ABP Support Request: Intermittent GrantedPolicies = 0 for authenticated admin user (ABP 10.0.2)

Hi ABP team,

We are investigating an intermittent production issue where an authenticated user suddenly loses effective permissions (menus/actions disappear) without logging out.

Environment

• ABP version: 10.0.2
• App type: ABP commercial-style modular app (Web + HttpApi.Host)
• Cache stack: IDistributedCache (Redis) + custom in-memory L1 decorator over IDistributedCache
• Redis: Azure Cache for Redis
• Hosting: Azure App Service

Context

We already implemented an L1 cache decorator around IDistributedCache to handle the previously observed Redis transient/cancellation path.

That fix helped for Redis outages, but we are now seeing a different failure mode where cache is healthy, user is authenticated, yet GrantedPolicies becomes zero.

What we observed (latest incident)

Incident window (UTC): 2026-02-27 19:33:10Z to 19:35:53Z.

1) User is authenticated and claims look valid

• Claims diagnostic: User=admin, UserId=e82af67f-ecf7-4559-8140-c9596aa9f91a, TotalClaims=11, Roles=[admin], AllKeyClaimsPresent=true

2) App config reports zero policies for that same authenticated user

Multiple requests in the same window show:

• AppConfig diagnostic: User=admin has 0 grantedPolicies.
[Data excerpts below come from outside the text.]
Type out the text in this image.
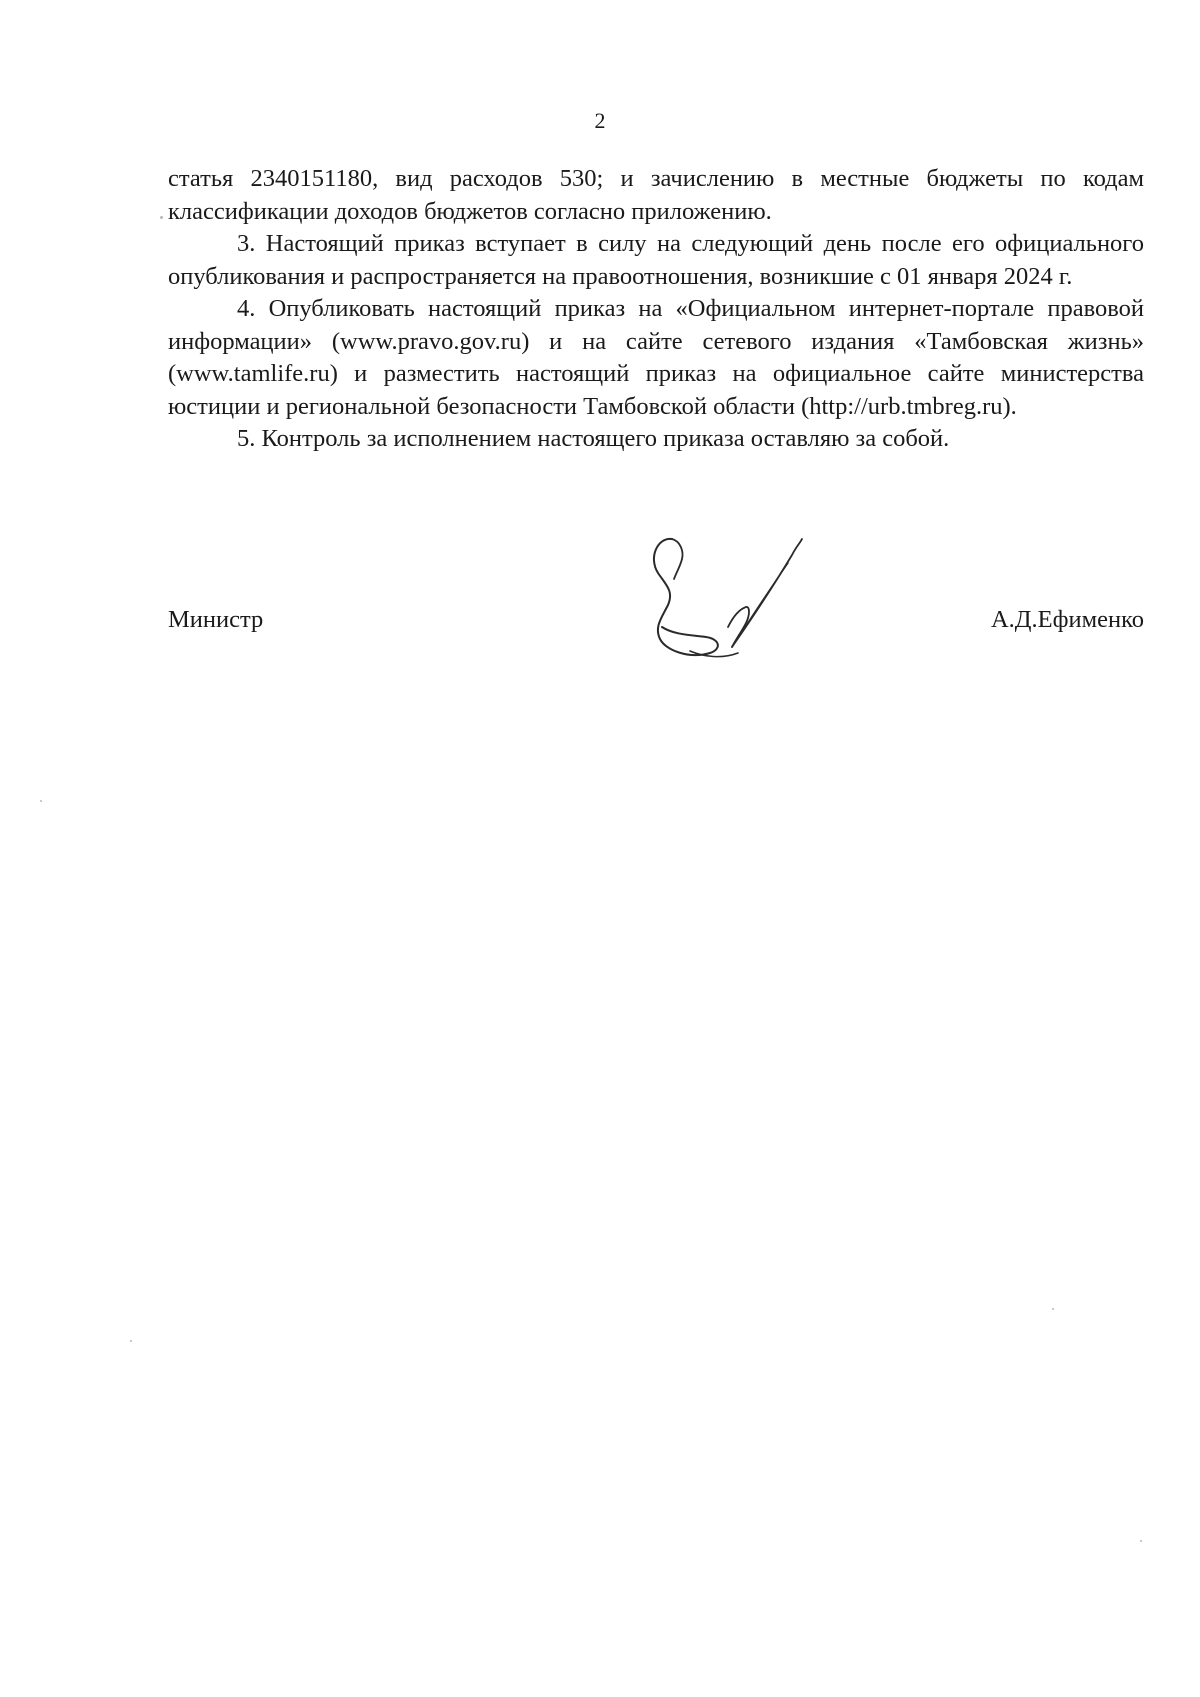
2

статья 2340151180, вид расходов 530; и зачислению в местные бюджеты по кодам классификации доходов бюджетов согласно приложению.

3. Настоящий приказ вступает в силу на следующий день после его официального опубликования и распространяется на правоотношения, возникшие с 01 января 2024 г.

4. Опубликовать настоящий приказ на «Официальном интернет-портале правовой информации» (www.pravo.gov.ru) и на сайте сетевого издания «Тамбовская жизнь» (www.tamlife.ru) и разместить настоящий приказ на официальное сайте министерства юстиции и региональной безопасности Тамбовской области (http://urb.tmbreg.ru).

5. Контроль за исполнением настоящего приказа оставляю за собой.

Министр	А.Д.Ефименко
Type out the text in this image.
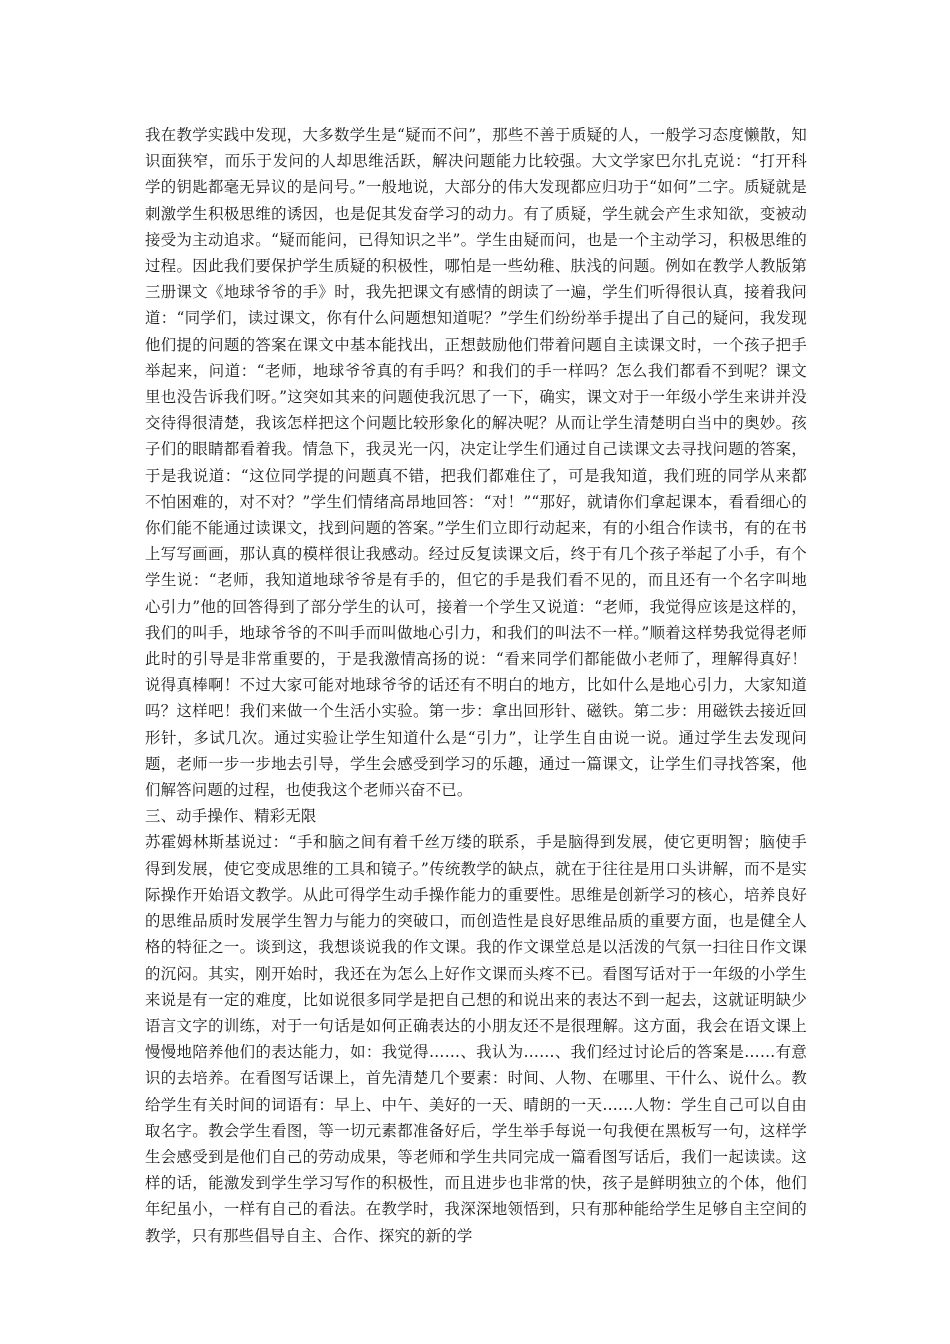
我在教学实践中发现，大多数学生是“疑而不问”，那些不善于质疑的人，一般学习态度懒散，知识面狭窄，而乐于发问的人却思维活跃，解决问题能力比较强。大文学家巴尔扎克说：“打开科学的钥匙都毫无异议的是问号。”一般地说，大部分的伟大发现都应归功于“如何”二字。质疑就是刺激学生积极思维的诱因，也是促其发奋学习的动力。有了质疑，学生就会产生求知欲，变被动接受为主动追求。“疑而能问，已得知识之半”。学生由疑而问，也是一个主动学习，积极思维的过程。因此我们要保护学生质疑的积极性，哪怕是一些幼稚、肤浅的问题。例如在教学人教版第三册课文《地球爷爷的手》时，我先把课文有感情的朗读了一遍，学生们听得很认真，接着我问道：“同学们，读过课文，你有什么问题想知道呢？”学生们纷纷举手提出了自己的疑问，我发现他们提的问题的答案在课文中基本能找出，正想鼓励他们带着问题自主读课文时，一个孩子把手举起来，问道：“老师，地球爷爷真的有手吗？和我们的手一样吗？怎么我们都看不到呢？课文里也没告诉我们呀。”这突如其来的问题使我沉思了一下，确实，课文对于一年级小学生来讲并没交待得很清楚，我该怎样把这个问题比较形象化的解决呢？从而让学生清楚明白当中的奥妙。孩子们的眼睛都看着我。情急下，我灵光一闪，决定让学生们通过自己读课文去寻找问题的答案，于是我说道：“这位同学提的问题真不错，把我们都难住了，可是我知道，我们班的同学从来都不怕困难的，对不对？”学生们情绪高昂地回答：“对！”“那好，就请你们拿起课本，看看细心的你们能不能通过读课文，找到问题的答案。”学生们立即行动起来，有的小组合作读书，有的在书上写写画画，那认真的模样很让我感动。经过反复读课文后，终于有几个孩子举起了小手，有个学生说：“老师，我知道地球爷爷是有手的，但它的手是我们看不见的，而且还有一个名字叫地心引力”他的回答得到了部分学生的认可，接着一个学生又说道：“老师，我觉得应该是这样的，我们的叫手，地球爷爷的不叫手而叫做地心引力，和我们的叫法不一样。”顺着这样势我觉得老师此时的引导是非常重要的，于是我激情高扬的说：“看来同学们都能做小老师了，理解得真好！说得真棒啊！不过大家可能对地球爷爷的话还有不明白的地方，比如什么是地心引力，大家知道吗？这样吧！我们来做一个生活小实验。第一步：拿出回形针、磁铁。第二步：用磁铁去接近回形针，多试几次。通过实验让学生知道什么是“引力”，让学生自由说一说。通过学生去发现问题，老师一步一步地去引导，学生会感受到学习的乐趣，通过一篇课文，让学生们寻找答案，他们解答问题的过程，也使我这个老师兴奋不已。

三、动手操作、精彩无限

苏霍姆林斯基说过：“手和脑之间有着千丝万缕的联系，手是脑得到发展，使它更明智；脑使手得到发展，使它变成思维的工具和镜子。”传统教学的缺点，就在于往往是用口头讲解，而不是实际操作开始语文教学。从此可得学生动手操作能力的重要性。思维是创新学习的核心，培养良好的思维品质时发展学生智力与能力的突破口，而创造性是良好思维品质的重要方面，也是健全人格的特征之一。谈到这，我想谈说我的作文课。我的作文课堂总是以活泼的气氛一扫往日作文课的沉闷。其实，刚开始时，我还在为怎么上好作文课而头疼不已。看图写话对于一年级的小学生来说是有一定的难度，比如说很多同学是把自己想的和说出来的表达不到一起去，这就证明缺少语言文字的训练，对于一句话是如何正确表达的小朋友还不是很理解。这方面，我会在语文课上慢慢地陪养他们的表达能力，如：我觉得……、我认为……、我们经过讨论后的答案是……有意识的去培养。在看图写话课上，首先清楚几个要素：时间、人物、在哪里、干什么、说什么。教给学生有关时间的词语有：早上、中午、美好的一天、晴朗的一天……人物：学生自己可以自由取名字。教会学生看图，等一切元素都准备好后，学生举手每说一句我便在黑板写一句，这样学生会感受到是他们自己的劳动成果，等老师和学生共同完成一篇看图写话后，我们一起读读。这样的话，能激发到学生学习写作的积极性，而且进步也非常的快，孩子是鲜明独立的个体，他们年纪虽小，一样有自己的看法。在教学时，我深深地领悟到，只有那种能给学生足够自主空间的教学，只有那些倡导自主、合作、探究的新的学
Auth IsAuthenticated=true, CurrentUser set=true

Seen on:

• /
• /HostDashboard
• /Abp/ApplicationConfigurationScript
• /Abp/ApplicationLocalizationScript
• /Abp/ServiceProxyScript

3) Authorization failures follow immediately

Many permission checks fail for the same request/user after the zero-policy state appears.

4) Redis appears healthy during this exact window

• Redis status check ... IsConnected=true (periodic checks around the incident)
• No corresponding Redis outage signature in this incident window

5) No classic application-configuration 500 chain this time

For this window we did not see the older pattern (API 500 + remote call exception/cancellation) that we saw in a separate earlier incident.

Why this is confusing

It looks like a valid, authenticated principal can occasionally resolve to an application configuration with GrantedPolicies = 0, and that value then appears to be reused by cache for a short period.

Questions for ABP team

1. Are there known scenarios in ABP 10.0.2 where ApplicationConfiguration can be successfully generated with an empty GrantedPolicies dictionary for an authenticated user that otherwise has roles/claims?
2. Is there any known race condition around dynamic claims/permission value providers that could yield transient empty results without exceptions?
3. Is ABP expected to cache an empty GrantedPolicies result the same way as a normal one, and is there a recommended guard to avoid caching suspiciously empty results for authenticated users?
4. Is there a recommended extension point to validate/reject an ApplicationConfigurationDto when IsAuthenticated=true and GrantedPolicies.Count==0?
5. Are there patches after 10.0.2 related to intermittent empty permission resolution in RemotePermissionChecker / application configuration generation?

Notes

• We can share anonymized log snippets with trace IDs if needed.
• We already have diagnostics proving this is not always tied to Redis transport failures.

Thanks in advance. Any guidance on whether this is a known issue or recommended mitigation pattern would be very helpful.